I have this C# code sample (but language is absolutely not important) :
public static void NestedSimple(int[] a, int n)
{
for(int i = 0; i < n && i < 12; i++)
{
a[i] += 1;
}
}
Once compiled, I get this IL :
IL_0000: nop
IL_0001: ldc.i4.0
IL_0002: stloc.0
IL_0003: br.s IL_0017
// loop start (head: IL_0017)
IL_0005: nop
IL_0006: ldarg.0
IL_0007: ldloc.0
IL_0008: ldelema [mscorlib]System.Int32
IL_000d: dup
IL_000e: ldind.i4
IL_000f: ldc.i4.1
IL_0010: add
IL_0011: stind.i4
IL_0012: nop
IL_0013: ldloc.0
IL_0014: ldc.i4.1
IL_0015: add
IL_0016: stloc.0
IL_0017: ldloc.0
IL_0018: ldarg.1
IL_0019: bge.s IL_0022
IL_001b: ldloc.0
IL_001c: ldc.i4.s 12
IL_001e: clt
IL_0020: br.s IL_0023
IL_0022: ldc.i4.0
IL_0023: stloc.1
IL_0024: ldloc.1
IL_0025: brtrue.s IL_0005
// end loop
IL_0027: ret
which can be represented by this Control Flow Graph (reconstructed from IL, basic blocks are properly identified and domination relations computed by Lengauer-Tarjan) :
The back edge is IL_0005 -> IL_0017 as IL_0005 dominates IL_0017 which means loop header is IL_0017.
How can I identify that every block between IL_0017 and IL_0023 belong to the loop exit condition and not the plain body ?
My intuition is that IL_0005 is the actual body and the only edge going to IL_0005 starts from IL_0023, meaning that all blocks between IL_0017 and IL_0023 are part of the condition.
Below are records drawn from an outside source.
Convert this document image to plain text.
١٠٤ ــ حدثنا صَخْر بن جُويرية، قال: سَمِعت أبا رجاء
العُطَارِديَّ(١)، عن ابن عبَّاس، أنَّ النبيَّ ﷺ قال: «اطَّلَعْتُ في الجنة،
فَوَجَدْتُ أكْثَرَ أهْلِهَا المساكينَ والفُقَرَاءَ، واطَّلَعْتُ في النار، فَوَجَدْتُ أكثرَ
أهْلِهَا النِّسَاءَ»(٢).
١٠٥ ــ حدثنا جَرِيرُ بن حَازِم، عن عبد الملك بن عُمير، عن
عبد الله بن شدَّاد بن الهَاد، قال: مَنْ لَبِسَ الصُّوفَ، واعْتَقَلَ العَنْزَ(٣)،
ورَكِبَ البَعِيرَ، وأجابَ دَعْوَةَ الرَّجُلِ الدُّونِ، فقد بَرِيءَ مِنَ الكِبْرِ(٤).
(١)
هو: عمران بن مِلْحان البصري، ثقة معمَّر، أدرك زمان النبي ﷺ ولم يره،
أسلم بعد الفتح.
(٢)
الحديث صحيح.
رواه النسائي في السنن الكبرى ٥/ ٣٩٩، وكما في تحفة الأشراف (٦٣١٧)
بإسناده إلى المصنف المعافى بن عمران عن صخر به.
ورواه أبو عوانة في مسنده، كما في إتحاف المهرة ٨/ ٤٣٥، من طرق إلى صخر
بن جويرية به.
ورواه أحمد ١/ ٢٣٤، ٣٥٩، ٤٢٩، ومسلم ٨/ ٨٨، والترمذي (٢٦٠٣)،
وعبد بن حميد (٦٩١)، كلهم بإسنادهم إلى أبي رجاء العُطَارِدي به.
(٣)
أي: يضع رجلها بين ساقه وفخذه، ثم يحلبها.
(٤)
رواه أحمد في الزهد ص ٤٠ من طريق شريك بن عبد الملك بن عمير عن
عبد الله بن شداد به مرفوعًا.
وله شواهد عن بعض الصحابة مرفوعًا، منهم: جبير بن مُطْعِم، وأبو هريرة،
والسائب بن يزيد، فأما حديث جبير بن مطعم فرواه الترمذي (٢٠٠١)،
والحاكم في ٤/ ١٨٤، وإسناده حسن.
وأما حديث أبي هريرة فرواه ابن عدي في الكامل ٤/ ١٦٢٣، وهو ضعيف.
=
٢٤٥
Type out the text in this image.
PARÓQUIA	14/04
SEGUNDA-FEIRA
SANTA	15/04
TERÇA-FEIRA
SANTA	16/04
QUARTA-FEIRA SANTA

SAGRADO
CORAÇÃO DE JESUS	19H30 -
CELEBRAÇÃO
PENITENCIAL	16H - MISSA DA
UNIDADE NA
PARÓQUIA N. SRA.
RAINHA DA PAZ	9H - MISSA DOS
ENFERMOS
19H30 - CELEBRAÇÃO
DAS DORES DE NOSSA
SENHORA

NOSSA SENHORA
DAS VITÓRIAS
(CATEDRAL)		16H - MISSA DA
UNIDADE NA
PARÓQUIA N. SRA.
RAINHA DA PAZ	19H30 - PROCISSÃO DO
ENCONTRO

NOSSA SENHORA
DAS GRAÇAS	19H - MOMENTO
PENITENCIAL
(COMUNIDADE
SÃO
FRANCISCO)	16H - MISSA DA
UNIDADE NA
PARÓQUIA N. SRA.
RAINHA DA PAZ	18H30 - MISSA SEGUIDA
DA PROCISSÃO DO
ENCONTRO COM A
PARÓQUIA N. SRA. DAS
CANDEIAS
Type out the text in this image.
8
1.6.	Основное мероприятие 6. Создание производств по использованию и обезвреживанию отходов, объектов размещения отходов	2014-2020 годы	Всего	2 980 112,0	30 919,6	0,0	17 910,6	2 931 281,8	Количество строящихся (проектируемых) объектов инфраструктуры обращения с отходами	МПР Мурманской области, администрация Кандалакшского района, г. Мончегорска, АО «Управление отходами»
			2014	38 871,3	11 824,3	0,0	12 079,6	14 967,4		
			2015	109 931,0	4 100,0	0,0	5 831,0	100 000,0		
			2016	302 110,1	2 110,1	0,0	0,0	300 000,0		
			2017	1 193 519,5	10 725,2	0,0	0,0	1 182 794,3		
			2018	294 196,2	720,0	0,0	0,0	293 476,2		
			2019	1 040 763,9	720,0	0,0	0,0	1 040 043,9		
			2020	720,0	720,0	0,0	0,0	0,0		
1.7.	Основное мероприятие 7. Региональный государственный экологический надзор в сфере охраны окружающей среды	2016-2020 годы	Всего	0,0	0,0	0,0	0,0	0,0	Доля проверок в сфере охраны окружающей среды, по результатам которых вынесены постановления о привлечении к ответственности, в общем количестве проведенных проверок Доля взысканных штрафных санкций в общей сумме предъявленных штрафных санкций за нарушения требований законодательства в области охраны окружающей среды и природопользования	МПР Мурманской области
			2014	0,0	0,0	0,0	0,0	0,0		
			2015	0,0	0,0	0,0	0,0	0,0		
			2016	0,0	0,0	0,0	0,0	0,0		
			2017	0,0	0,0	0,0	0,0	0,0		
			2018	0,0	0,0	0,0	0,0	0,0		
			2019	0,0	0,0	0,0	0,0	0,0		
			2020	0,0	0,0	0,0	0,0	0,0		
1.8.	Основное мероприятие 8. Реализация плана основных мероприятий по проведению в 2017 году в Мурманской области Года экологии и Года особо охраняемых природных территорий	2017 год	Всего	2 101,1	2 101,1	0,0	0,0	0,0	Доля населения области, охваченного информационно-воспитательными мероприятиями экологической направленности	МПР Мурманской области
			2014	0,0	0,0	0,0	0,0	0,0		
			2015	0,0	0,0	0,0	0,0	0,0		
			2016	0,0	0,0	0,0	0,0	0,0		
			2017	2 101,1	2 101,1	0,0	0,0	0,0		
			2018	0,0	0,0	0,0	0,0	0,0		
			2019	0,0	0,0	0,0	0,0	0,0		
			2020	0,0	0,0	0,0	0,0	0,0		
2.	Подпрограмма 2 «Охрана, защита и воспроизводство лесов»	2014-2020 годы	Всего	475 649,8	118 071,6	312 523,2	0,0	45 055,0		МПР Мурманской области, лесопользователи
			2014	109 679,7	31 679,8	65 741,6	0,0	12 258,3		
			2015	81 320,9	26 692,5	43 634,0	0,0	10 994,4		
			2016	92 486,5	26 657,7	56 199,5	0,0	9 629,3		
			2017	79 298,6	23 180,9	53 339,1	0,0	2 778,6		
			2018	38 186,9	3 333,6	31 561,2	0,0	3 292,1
However -> it doesn't rely on theory and depends on C# -> MSIL compiler behavior.
Is there something solid that I can implement ?
So far, my code looks like :
// if back edge (n->d where d dominates n) then we have a loop
if ((block.JumpTarget != null && block.JumpTarget.Dominates(block)) ||
(block.Next != null && block.Next.Dominates(block)))
{
var header = block.JumpTarget != null ? block.JumpTarget : block.Next;
var tail = block;
var visited = new HashSet<BasicBlock> { header, tail};
var stack = new Stack<BasicBlock>();
// populate body
stack.Push(block);
while (stack.Any())
{
var n = stack.Pop();
if(!visited.Contains(n))
{
visited.Add(n);
foreach(var p in n.Predecessors)
{
stack.Push(p);
}
}
}
var body = visited.OrderBy(b => b.Id).ToList();
/// HERE : how can I identify loop condition ??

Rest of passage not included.